LSO/Gergiev – Mahler 9

Mahler
Symphony No.10 – Adagio
Symphony No.9

London Symphony Orchestra
Valery Gergiev


Reviewed by: Kenneth Carter

Reviewed: 5 June, 2008
Venue: Barbican Hall, London

The last photograph of Gustav MahlerIt was an evening of adagios. The final one was the Ninth Symphony’s last movement. It was hushed and memorable – a highlight and a culmination. It begins with muted leave-taking gradually increasing in ardour, rising to a head of throbbing intensity and then subsiding. Thereafter, the music moves slowly and deliberately, ever quieter … “The rest is silence…” (“Hamlet”).

The LSO strings were impeccable – and, quietly, very moving and with a repertoire of vibratos impassioned yet restrained – whether ardent or falling away, dispirited or stoically resigned, warm or bleak.
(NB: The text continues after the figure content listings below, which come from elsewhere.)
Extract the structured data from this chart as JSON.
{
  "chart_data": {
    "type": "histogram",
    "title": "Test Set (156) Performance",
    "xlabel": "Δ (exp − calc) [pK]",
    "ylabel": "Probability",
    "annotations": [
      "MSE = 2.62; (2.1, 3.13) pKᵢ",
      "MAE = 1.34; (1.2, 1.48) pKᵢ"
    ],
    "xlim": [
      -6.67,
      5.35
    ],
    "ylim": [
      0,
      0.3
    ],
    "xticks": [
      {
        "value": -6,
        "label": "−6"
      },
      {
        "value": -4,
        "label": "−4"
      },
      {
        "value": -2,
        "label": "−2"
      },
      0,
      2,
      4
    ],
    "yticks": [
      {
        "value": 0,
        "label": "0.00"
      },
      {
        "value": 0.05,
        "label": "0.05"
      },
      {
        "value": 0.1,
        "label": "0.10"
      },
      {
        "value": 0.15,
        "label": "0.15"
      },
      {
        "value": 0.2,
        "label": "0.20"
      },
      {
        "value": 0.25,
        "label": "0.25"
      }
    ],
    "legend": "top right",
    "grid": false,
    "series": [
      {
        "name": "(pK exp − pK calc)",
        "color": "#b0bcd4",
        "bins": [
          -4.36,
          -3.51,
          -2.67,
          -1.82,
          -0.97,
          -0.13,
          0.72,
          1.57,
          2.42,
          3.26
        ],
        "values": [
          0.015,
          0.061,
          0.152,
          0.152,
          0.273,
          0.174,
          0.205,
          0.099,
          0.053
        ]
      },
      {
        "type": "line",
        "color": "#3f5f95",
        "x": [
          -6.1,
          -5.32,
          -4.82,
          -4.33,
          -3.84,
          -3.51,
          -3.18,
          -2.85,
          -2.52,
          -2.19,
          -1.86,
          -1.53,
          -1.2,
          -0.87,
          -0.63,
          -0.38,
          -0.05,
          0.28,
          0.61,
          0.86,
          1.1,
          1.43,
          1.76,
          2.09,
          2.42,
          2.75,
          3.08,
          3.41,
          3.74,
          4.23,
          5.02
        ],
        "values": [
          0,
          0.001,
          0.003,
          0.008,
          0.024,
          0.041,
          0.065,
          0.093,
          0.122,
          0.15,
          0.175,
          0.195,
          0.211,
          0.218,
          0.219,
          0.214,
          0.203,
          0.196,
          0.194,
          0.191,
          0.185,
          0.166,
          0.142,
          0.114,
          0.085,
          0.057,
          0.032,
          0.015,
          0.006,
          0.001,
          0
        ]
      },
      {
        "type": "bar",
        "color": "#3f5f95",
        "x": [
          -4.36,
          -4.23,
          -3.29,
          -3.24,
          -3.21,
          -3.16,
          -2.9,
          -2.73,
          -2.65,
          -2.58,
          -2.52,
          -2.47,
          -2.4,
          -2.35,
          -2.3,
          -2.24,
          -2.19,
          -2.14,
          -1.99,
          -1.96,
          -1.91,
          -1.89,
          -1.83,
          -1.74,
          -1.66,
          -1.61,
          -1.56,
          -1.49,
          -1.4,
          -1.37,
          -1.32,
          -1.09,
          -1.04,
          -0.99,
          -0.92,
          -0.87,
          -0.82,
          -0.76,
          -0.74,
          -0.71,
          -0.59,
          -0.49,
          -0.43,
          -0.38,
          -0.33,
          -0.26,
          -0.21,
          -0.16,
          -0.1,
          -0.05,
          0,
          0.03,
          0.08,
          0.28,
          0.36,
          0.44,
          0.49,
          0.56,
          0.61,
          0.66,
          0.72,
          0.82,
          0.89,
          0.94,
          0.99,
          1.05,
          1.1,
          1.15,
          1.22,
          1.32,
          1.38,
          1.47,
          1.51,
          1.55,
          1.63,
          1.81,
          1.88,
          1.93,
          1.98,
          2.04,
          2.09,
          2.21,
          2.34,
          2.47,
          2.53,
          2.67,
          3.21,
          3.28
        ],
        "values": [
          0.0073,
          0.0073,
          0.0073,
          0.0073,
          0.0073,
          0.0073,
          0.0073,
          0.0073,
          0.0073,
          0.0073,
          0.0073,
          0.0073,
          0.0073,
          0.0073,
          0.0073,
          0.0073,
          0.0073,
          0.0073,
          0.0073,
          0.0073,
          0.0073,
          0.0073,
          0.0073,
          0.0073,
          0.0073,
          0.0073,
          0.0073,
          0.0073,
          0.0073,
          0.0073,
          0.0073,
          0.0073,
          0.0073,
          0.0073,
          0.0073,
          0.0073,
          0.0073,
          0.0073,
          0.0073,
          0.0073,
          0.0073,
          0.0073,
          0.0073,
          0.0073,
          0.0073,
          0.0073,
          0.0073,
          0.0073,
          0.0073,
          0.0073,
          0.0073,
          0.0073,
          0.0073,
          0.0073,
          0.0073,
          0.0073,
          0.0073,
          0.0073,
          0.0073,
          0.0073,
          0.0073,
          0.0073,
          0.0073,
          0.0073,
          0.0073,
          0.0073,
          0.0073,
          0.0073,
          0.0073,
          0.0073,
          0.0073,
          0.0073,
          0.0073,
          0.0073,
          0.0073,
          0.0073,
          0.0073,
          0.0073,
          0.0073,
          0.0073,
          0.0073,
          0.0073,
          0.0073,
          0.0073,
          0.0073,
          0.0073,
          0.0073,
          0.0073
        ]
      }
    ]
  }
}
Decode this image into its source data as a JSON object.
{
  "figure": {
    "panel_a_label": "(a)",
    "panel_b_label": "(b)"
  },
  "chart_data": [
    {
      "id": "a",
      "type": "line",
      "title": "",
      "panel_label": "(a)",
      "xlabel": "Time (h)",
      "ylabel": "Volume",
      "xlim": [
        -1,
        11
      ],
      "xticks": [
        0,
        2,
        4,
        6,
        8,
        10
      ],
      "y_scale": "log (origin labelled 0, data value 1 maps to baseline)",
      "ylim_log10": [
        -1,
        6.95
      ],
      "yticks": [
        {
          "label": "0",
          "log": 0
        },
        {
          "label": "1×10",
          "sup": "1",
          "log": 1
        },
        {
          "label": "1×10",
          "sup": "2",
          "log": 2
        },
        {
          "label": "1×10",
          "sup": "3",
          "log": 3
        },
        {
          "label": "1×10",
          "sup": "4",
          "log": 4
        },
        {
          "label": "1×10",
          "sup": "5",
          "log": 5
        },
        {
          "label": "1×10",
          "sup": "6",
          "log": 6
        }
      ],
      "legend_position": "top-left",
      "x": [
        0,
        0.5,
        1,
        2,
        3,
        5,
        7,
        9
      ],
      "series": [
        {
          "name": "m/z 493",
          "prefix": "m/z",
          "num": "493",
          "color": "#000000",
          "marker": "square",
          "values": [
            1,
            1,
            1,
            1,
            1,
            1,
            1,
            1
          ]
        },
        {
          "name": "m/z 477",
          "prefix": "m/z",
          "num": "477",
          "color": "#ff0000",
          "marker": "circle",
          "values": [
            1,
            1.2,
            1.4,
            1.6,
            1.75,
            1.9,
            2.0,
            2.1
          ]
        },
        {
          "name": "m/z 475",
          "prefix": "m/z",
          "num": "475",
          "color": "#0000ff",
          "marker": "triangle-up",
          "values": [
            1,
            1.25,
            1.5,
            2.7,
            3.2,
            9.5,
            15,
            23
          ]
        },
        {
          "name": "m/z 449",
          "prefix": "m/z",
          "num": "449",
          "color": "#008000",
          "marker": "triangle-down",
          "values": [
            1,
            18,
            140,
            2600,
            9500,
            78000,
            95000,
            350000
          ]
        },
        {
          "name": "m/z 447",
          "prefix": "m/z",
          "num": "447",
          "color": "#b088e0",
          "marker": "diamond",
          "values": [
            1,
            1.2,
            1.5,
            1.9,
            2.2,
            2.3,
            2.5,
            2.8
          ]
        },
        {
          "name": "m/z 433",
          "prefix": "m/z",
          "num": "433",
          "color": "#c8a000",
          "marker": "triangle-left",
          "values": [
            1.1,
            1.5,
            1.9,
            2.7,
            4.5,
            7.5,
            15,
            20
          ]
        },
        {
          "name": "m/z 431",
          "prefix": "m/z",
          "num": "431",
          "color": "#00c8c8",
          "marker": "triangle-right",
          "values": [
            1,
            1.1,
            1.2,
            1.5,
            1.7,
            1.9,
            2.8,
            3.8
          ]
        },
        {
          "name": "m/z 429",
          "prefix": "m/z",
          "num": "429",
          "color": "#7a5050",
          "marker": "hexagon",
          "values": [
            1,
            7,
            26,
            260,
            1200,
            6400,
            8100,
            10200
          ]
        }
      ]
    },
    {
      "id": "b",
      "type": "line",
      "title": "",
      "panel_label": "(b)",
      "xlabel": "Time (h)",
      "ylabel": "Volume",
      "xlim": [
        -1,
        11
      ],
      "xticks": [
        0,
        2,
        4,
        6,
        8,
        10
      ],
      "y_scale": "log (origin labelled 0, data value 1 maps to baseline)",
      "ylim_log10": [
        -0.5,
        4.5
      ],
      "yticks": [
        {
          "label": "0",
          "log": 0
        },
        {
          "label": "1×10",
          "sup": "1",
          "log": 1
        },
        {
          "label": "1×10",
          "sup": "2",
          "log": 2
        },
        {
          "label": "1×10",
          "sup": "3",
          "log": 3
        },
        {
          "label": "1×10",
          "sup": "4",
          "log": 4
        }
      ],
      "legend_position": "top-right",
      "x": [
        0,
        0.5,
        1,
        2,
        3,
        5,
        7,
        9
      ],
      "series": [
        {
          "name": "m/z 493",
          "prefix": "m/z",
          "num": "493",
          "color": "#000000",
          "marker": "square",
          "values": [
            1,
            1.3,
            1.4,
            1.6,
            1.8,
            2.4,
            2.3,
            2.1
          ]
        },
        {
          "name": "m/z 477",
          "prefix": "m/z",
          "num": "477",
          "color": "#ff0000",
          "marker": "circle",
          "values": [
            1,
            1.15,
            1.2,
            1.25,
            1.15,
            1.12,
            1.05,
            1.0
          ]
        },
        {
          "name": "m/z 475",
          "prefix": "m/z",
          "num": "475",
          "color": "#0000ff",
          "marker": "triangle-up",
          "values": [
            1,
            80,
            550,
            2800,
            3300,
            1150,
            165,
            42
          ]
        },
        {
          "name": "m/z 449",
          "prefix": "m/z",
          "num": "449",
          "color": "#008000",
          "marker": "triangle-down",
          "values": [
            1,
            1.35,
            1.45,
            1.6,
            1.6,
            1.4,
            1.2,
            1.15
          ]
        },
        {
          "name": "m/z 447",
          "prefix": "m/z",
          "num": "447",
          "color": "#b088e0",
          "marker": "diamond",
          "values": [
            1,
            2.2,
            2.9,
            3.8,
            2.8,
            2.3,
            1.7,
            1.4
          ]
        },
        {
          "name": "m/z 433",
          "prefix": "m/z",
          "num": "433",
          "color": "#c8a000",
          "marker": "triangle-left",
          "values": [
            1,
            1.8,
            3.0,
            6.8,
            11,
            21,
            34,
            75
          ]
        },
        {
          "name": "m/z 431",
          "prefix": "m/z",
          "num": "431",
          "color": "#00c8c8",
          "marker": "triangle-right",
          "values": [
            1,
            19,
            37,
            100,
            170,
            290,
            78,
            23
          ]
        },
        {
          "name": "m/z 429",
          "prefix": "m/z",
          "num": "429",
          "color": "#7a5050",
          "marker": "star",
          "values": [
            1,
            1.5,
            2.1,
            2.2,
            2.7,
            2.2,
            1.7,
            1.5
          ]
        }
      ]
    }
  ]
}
This was an aria. The writing was simple; its themes were orchestrated richly, then sparingly, and handed soulfully from one body of strings to another in relay. The movement progressed in a single impetus of sustained continuity. Mahler was deeply moved, but also seriously uncomplicated. In this sense, the writing has operatic directness rather than symphonic subtlety. It suited Gergiev.

The rest of the evening was much more of a curate’s egg. The opening of the Ninth Symphony is a case in point. Musically, it is sophisticated. Broken phrases herald and complement a threnody. Phrases and melody must cohere in a forward pulse that has to be present and steady – utterly steady (listen to Boulez or Kondrashin). The music is greatly moving precisely because it combines hesitancy and stability. In Gergiev’s hands, it was a shambles. He highlighted this clumsiness himself some fifteen minutes into the movement. The themes returned, but capably handled, with sturdy pulse; Gergiev seems happier with coloured brass rather than succulent strings.

This respite was wedged into the movement between two of Gergiev’s dreadful, mechanised climaxes. They appear suddenly, without preparation, as brief explosions. They are the same every time, identical products of the one munition factory. Twice they were effective – in the two great dissonant explosions towards the end of the (left unfinished) Tenth Symphony’s opening Adagio.

Gergiev is not at his best with counterpoint, either; it is a hit and miss affair. Sometimes the different strands are vividly interwoven; at others the noise resembles thick knitting that cannot be unravelled. He has, further, no ear for the grotesque, irony or mischief. Thus, his delight in the distinctive sounds available from brass, woodwind and timpani is joyous, but his ear for their capacity to be raucous or laughter is minimal. As a result, much of Mahler’s mocking view of life passes Gergiev by. Nor does he cope adroitly with the intricacy of Mahler’s moods and their swift, fleeting changes – his cavalcade of emotions and carnival of humours, their gaudy floats lurching from one side of the concourse to the other.

As a result, Gergiev offers much of Mahler’s music as a lumpen, heaving mass – dark, doughy and shapeless. He has no simple, soaring melody to see him through – an aria to show him the way. Mahler needs conductors who see into his genius perceptively and who can discern a single-minded outlook in the turbulent variety that comprises his vast, sprawl.